Nevertheless, with the increasing relevance of recurrent events and MTREs in various clinical contexts, and with implementation using standard software now a straightforward matter, it will become increasingly difficult to neglect MTRE modelling. By providing a more complete characterization of the data and an increase in statistical efficiency, MTRE modelling could alter the conclusions drawn from clinical trial or registry data. If it is difficult to pre-specify a distribution for the random effects for event-types, or convergence is a concern, then the MTRE model could provide a supportive or sensitivity analysis, bearing in mind the trade-off between statistical rigour and cogency of results. Ultimately, of course, it will depend on the particular circumstances (e.g., the event rate, extent of follow-up, reliability of data collection, etc.) and the purpose of the analysis. A simulation study evaluating how MTRE models perform under differing circumstances would certainly be informative and aid this decision.

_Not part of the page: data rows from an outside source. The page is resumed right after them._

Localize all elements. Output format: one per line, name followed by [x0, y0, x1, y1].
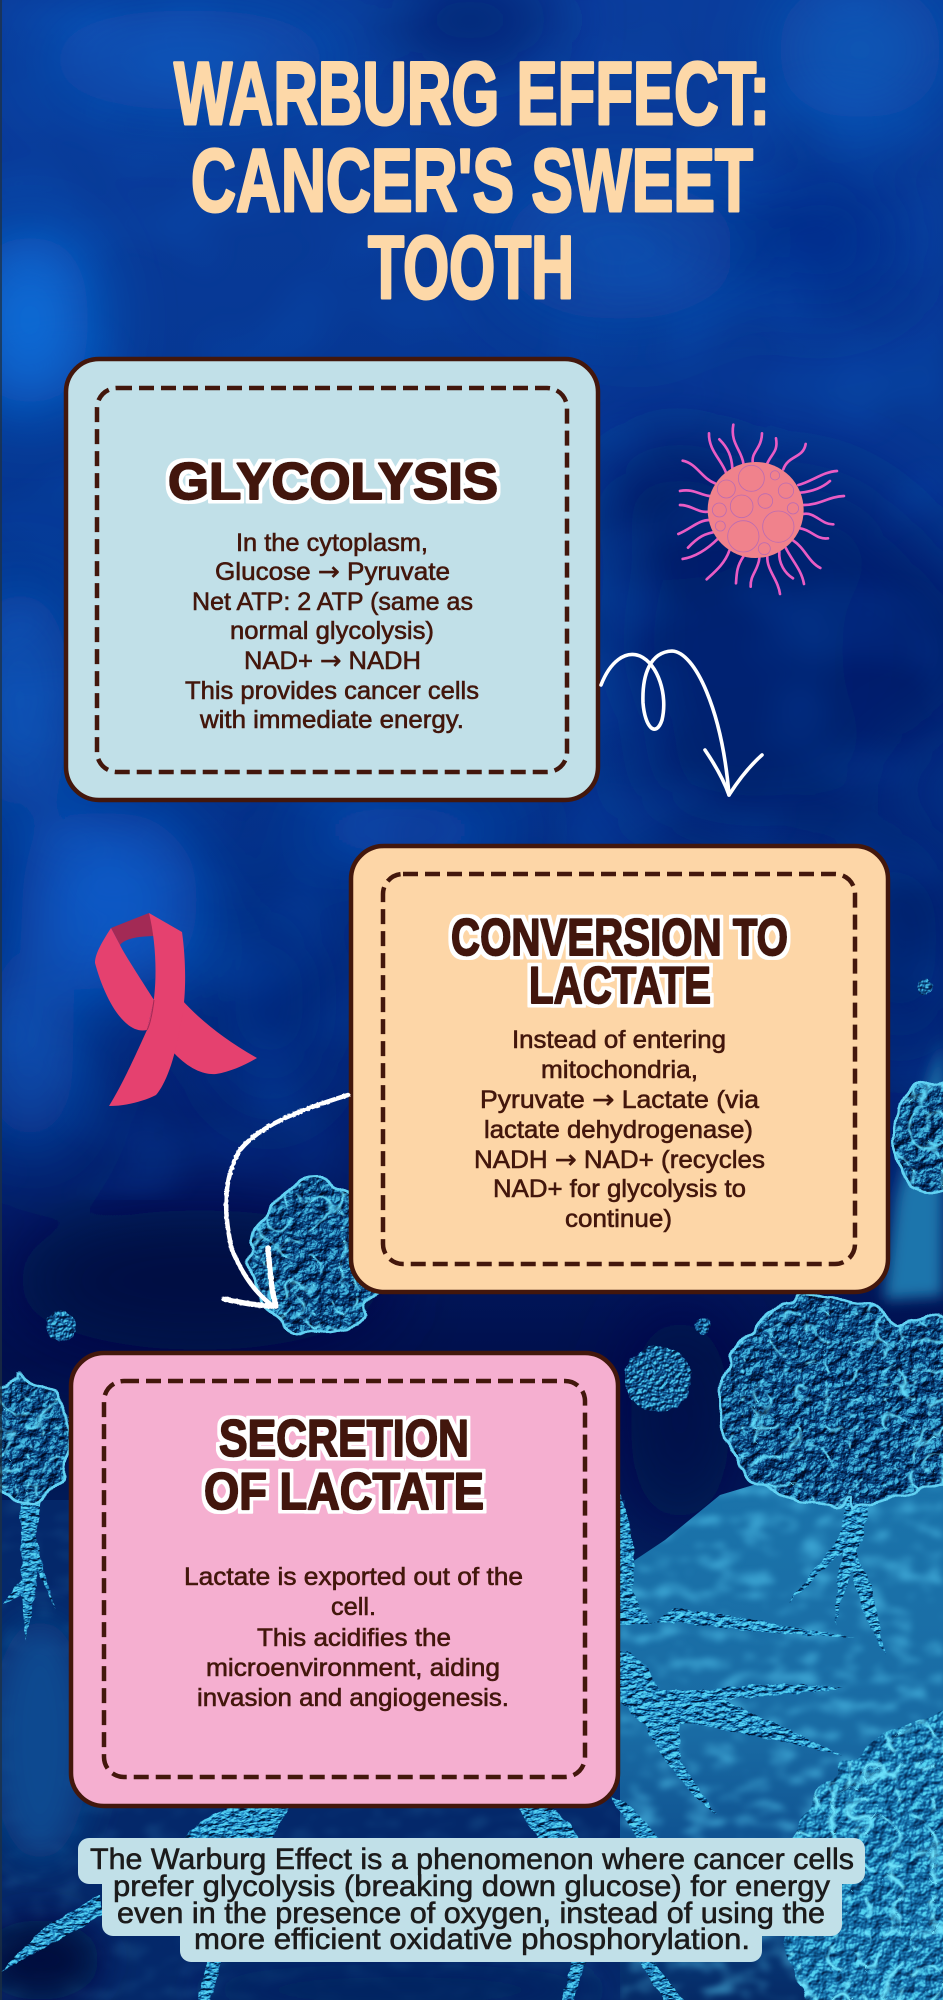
cancer cell: large bottom right — [780, 1710, 943, 2000]
icon: pink awareness ribbon — [95, 913, 257, 1106]
small floating cell centre — [695, 1318, 711, 1334]
conversion text: Instead of entering — [512, 1026, 726, 1054]
footer text: even in the presence of oxygen, instead of using the — [117, 1897, 825, 1930]
glycolysis text: normal glycolysis) — [230, 617, 434, 645]
footer text: prefer glycolysis (breaking down glucose) for energy — [113, 1870, 830, 1903]
heading: secretion of lactate: SECRETION — [219, 1410, 469, 1468]
glycolysis text: This provides cancer cells — [185, 677, 479, 705]
conversion text: lactate dehydrogenase) — [484, 1116, 753, 1144]
footer text — [90, 1843, 854, 1956]
panel: glycolysis — [66, 359, 598, 800]
heading: glycolysis: GLYCOLYSIS — [168, 453, 498, 511]
glycolysis text: Net ATP: 2 ATP (same as — [192, 588, 473, 616]
heading: conversion to lactate: LACTATE — [529, 957, 711, 1015]
small cell near secretion card — [625, 1346, 691, 1412]
cancer cell: left edge — [0, 1376, 73, 1504]
heading: conversion to lactate: CONVERSION TO — [451, 909, 788, 967]
title: TOOTH — [368, 217, 574, 317]
panel: conversion to lactate — [351, 846, 888, 1292]
textured tissue on lower right — [0, 1040, 943, 2000]
glycolysis text: with immediate energy. — [199, 706, 464, 734]
heading: conversion to lactate — [451, 909, 788, 1015]
glycolysis text: In the cytoplasm, — [236, 529, 428, 557]
tendrils — [0, 1490, 885, 2000]
cancer cell: right edge — [892, 1078, 943, 1194]
cancer cell: large upper right — [719, 1294, 943, 1510]
secretion text: cell. — [331, 1593, 376, 1621]
conversion text: continue) — [565, 1205, 672, 1233]
heading: secretion of lactate: OF LACTATE — [204, 1463, 484, 1521]
footer text: more efficient oxidative phosphorylation. — [194, 1923, 750, 1956]
heading: secretion of lactate — [204, 1410, 484, 1521]
glycolysis text: NAD+ → NADH — [244, 646, 421, 675]
panel: secretion of lactate — [71, 1353, 618, 1806]
title — [174, 43, 770, 317]
icon: pink virus cell — [678, 425, 844, 594]
conversion text: NADH → NAD+ (recycles — [474, 1145, 765, 1174]
glycolysis text — [185, 529, 479, 734]
arrow: conversion to secretion — [224, 1095, 348, 1307]
secretion text: invasion and angiogenesis. — [197, 1684, 509, 1712]
conversion text — [474, 1026, 765, 1233]
small floating cell left — [46, 1311, 76, 1341]
small floating cell right — [917, 979, 933, 995]
conversion text: NAD+ for glycolysis to — [493, 1175, 746, 1203]
arrow: glycolysis to conversion — [601, 651, 762, 795]
footer callout — [78, 1838, 865, 1962]
secretion text: Lactate is exported out of the — [184, 1563, 523, 1591]
footer text: The Warburg Effect is a phenomenon where cancer cells — [90, 1843, 854, 1876]
conversion text: mitochondria, — [541, 1056, 698, 1084]
glycolysis text: Glucose → Pyruvate — [215, 557, 450, 586]
secretion text: microenvironment, aiding — [206, 1654, 500, 1682]
secretion text — [184, 1563, 523, 1712]
cancer cell: behind conversion card — [250, 1179, 390, 1335]
conversion text: Pyruvate → Lactate (via — [480, 1085, 759, 1114]
secretion text: This acidifies the — [257, 1624, 451, 1652]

In the introduction, we quoted a Lancet paper where nonmelanoma skin cancers (SCC and BCC) were analyzed separately, yet we see Abu-Libdeh analyzing nonmelanoma skin cancer incidence using an MTRE model. This inconsistency implies more than a mere preference for one statistical approach over another. It implies a contradictory understanding of the clinical condition. Today, with increasing attention given to the associations among event-types, the justification for analyzing separately may no longer be readily accepted. A 2002 paper by the eminent cardiologist Dr Salam Yusuf was titled ‘Choice of Clinical Outcomes in Randomized Trials of Heart Failure Therapies: Disease-specific or Overall Outcomes?’ (Yusuf and Negassa 2002). One concern being that when all hospitalizations are combined it can mask a treatment effect that would be seen on disease-specific outcomes. Although it seems there is a third option we are neglecting, that is, the MTRE model.